The revolution from Silicon Valley has shaken traditional American branches to the core. Whoever has access to a Smartphone can order a Uber car in many places to go from one place to another. Young Americans prefer services like Zipcar instead of storing the car in the garage 90% of the time or searching for hours for a parking place and buying insurance. The Smartphone is more desirable than the car since the drive-in movie theater was replaced by Netflix. The distance to friends can be covered simpler and cheaper.


WHAT ARE THE CAUSES?


The way Americans live is defined more strongly by Start-ups. WeLive, a subsidiary of the New York office provider WeWork, offers millennials old rooms for work – without long-term rental contracts since a better job may arise in another city. A mortgage with a thirty-year running time is a relic from times when people had the same job all their lives and owned the same house, writes John Marshall from the Lippincott consulting agency. "The Facebook post may be more important today for self-esteem than the Italian vacation, the luxury trip or the car in the garage."

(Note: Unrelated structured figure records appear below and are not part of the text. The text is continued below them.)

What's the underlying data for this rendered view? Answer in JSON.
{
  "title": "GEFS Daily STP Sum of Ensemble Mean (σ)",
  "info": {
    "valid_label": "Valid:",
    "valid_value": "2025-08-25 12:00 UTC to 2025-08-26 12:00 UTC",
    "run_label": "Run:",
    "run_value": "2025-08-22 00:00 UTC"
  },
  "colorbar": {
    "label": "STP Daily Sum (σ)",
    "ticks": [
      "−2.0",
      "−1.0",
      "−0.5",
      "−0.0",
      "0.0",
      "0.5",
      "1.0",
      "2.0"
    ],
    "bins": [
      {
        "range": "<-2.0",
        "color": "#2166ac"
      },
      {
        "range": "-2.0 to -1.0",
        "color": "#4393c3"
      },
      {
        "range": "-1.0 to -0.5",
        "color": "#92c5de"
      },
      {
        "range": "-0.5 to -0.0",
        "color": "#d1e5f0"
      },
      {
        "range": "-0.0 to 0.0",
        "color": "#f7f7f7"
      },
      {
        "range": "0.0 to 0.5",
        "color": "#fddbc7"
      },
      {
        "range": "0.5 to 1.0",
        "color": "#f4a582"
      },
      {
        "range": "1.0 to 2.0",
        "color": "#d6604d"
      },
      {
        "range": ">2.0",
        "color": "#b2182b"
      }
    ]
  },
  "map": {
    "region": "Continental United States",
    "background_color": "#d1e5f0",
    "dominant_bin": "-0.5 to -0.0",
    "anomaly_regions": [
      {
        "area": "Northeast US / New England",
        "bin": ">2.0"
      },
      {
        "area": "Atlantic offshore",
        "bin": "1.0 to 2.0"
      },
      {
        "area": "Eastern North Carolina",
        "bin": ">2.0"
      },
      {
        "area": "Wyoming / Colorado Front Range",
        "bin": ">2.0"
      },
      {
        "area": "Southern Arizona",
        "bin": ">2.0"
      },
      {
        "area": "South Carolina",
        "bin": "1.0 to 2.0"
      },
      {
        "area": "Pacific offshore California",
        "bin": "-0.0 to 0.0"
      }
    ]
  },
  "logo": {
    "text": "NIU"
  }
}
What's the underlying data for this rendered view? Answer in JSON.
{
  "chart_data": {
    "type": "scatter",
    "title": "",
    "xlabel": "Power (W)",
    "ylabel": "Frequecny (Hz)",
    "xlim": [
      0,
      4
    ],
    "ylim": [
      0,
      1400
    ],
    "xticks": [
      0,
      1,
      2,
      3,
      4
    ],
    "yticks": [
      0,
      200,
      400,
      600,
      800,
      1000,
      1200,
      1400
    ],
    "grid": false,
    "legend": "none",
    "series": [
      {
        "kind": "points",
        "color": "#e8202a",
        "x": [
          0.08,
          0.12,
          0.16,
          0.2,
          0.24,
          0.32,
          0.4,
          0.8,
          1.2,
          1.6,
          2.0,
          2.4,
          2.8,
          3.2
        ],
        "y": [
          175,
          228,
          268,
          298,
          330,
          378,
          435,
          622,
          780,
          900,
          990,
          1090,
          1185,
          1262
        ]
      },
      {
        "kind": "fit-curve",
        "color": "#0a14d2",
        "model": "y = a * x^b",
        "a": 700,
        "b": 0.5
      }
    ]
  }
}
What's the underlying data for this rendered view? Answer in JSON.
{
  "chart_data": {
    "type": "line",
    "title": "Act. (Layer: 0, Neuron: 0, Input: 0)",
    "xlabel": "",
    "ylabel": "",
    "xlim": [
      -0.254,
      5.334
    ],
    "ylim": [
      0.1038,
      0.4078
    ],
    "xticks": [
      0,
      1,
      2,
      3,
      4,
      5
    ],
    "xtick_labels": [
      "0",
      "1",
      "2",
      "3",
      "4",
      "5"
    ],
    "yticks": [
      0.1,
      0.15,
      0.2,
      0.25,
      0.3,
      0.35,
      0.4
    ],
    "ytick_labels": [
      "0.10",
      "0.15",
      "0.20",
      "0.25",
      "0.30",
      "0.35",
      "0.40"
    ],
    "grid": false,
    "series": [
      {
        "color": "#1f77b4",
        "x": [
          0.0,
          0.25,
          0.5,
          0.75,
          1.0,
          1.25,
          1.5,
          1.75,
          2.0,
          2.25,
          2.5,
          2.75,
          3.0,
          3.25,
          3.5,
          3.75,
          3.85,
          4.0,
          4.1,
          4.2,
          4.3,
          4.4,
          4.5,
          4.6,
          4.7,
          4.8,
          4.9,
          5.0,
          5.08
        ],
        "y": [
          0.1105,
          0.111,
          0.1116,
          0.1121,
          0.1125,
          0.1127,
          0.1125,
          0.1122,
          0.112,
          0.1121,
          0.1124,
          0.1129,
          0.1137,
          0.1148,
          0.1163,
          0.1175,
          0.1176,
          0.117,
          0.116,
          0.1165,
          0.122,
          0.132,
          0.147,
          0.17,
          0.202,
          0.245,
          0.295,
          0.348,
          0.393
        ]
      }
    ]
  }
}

Skeptics of change dismiss the present development as a consequence of the precarious economic situation besetting many young Americans. Massive debts from education, an unstable job market, and restless biographies ensure that millennials will postpone large purchases to the future and live longer with their parents. A few days ago, the New York Times criticized the government for creating too few incentives and means of help.


The auto-branch hopes falling gas prices and better jobs could trigger a change in the trend and point to higher sales numbers. The analyst Wong is skeptical. This development can only partly be referred back to economic reality. "We are witnessing a generation with very different expectations," the economist says. What this means will first be clear in a few years.


TRANSFORMATION OR SHIPWRECK


This change could have far-reaching consequences for the US economy. The real estate market is an important leg of the economy that keeps many other branches alive. The construction branch stands and falls with the desire of Americans for their own home. The credit economy is not the only branch dependent on a flourishing housing sector. Without it, the low-interest policy of the US Federal Reserve would be largely ineffective. In the 1980s, the Federal Reserve made mortgages affordable with the lowest interest rates – and fueled a building boom that brought the country out of the recession. The auto-branch is still responsible for a large part of blue collar jobs that are not cushioned by new boom branches like technology.


Not everyone sees the development as depressing. Life in a narrower space will stimulate creativity in the country, economists argue. Productivity increases because there is less idling when assets like cars and homes are shared. When Americans spend less money for cars and houses, they have more money they can save or spend for travels or education, Peter Wong explains. In a constantly changing world of work, investments in one's abilities are more important than one's own home.